Sponsored by IBM Security and conducted by Ponemon Institute, the study found that the average cost of a data breach in Saudi Arabia and the UAE combined is $4.94 million, a 6.9 percent increase since 2016. According to the study, these data breaches cost companies $154.7 per lost or stolen record on average.
This year’s annual study was conducted in 11 countries and combined two regions: The United States, Germany, Canada, France, the United Kingdom, Italy, Japan, Australia, the Middle East (Saudi Arabia and the UAE combined), Brazil, India, South Africa and ASEAN (Association of Southeast Asian Nations). When compared to other markets, organisations in Saudi Arabia and the UAE saw the second highest average cost of a data breach at $4.94 million, have the highest direct per capita cost ($81) and are amongst the top markets that spend the most ($1.43 million) on post data breach response.
The 2017 Cost of Data Breach report also revealed that malicious or criminal attacks are the most frequent cause of data breach in Saudi Arabia and the UAE. Fifty-nine percent of incidents involved data theft or criminal misuse. These types of incidents cost companies $171.7 per compromised record, compared to $130.7 and $128.5 per compromised record as a result of a breach caused by system glitch or employee negligence, respectively.
Top factors that contributed to the increase of cost of a data breach in Saudi Arabia and the UAE include compliance failures and the extensive use of mobile platforms. Companies reported that compliance failures and the extensive use of mobile platforms increased the cost of each compromised record by $10.4 and $12.8, respectively.
“Data protection continues to be a challenge as businesses hold more and more sensitive information, pushing cyber security higher up the agenda,” Saeed Agha, Security Business Unit Leader, IBM Gulf and Levant. “According to the study, malicious or cyber-attacks are a major cause of data breach in Saudi Arabia and the UAE. Such attacks are financially damaging and present great threat to the reputation of organisations.

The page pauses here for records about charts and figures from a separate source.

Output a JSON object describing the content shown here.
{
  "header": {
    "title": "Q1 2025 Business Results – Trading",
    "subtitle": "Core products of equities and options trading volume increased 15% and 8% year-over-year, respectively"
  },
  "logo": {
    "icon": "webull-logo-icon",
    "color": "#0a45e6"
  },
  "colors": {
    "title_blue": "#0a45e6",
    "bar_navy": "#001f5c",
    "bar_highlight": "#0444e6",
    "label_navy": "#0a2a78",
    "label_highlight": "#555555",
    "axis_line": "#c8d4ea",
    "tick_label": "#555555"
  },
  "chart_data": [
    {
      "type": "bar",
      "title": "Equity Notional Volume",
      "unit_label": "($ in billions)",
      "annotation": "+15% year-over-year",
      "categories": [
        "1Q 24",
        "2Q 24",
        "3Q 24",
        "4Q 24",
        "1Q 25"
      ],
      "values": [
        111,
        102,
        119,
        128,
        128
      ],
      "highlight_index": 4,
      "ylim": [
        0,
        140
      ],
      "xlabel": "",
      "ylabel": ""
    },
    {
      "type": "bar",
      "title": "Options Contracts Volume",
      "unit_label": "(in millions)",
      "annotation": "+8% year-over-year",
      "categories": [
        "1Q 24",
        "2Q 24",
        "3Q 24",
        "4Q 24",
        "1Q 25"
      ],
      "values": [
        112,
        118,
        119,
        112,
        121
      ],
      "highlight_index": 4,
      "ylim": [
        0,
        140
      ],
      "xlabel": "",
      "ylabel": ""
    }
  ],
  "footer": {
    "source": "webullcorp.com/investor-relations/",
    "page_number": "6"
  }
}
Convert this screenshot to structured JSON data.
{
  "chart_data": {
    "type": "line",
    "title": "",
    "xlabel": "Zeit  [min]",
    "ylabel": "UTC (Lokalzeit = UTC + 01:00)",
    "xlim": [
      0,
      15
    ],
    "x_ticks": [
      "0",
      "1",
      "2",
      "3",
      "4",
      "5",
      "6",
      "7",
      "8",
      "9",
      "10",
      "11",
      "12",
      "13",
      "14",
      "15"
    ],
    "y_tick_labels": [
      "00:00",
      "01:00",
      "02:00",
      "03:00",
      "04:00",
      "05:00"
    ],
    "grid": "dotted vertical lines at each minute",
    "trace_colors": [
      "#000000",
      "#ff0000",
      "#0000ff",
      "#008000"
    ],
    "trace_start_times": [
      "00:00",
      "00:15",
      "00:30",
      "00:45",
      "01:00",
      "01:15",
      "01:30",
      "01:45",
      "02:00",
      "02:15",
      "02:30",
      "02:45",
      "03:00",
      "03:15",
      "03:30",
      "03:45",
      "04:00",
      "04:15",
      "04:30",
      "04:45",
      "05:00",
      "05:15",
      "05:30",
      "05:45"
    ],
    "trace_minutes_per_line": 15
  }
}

It is important to start looking at security hygiene measures as an opportunity to avoid falling victim to the next big security threat rather than a nuisance.”
The study also found that having an Incident Response (IR) Team in place significantly reduced the cost of a data breach, saving more than $19 per lost or stolen record globally. The speed at which a breach can be identified and contained is in large part due to the use of an IR team and having a formal Incident Response plan.
IR teams can assist organisations to navigate the complicated aspects of containing a data breach to mitigate further losses.
It noted that quick response to data breach incidents has a direct impact on financial consequences. Globally, the cost of a data breach was nearly $1 million lower on average for organisations that were able to contain a data breach in less than thirty days compared to those that took longer than 30 days.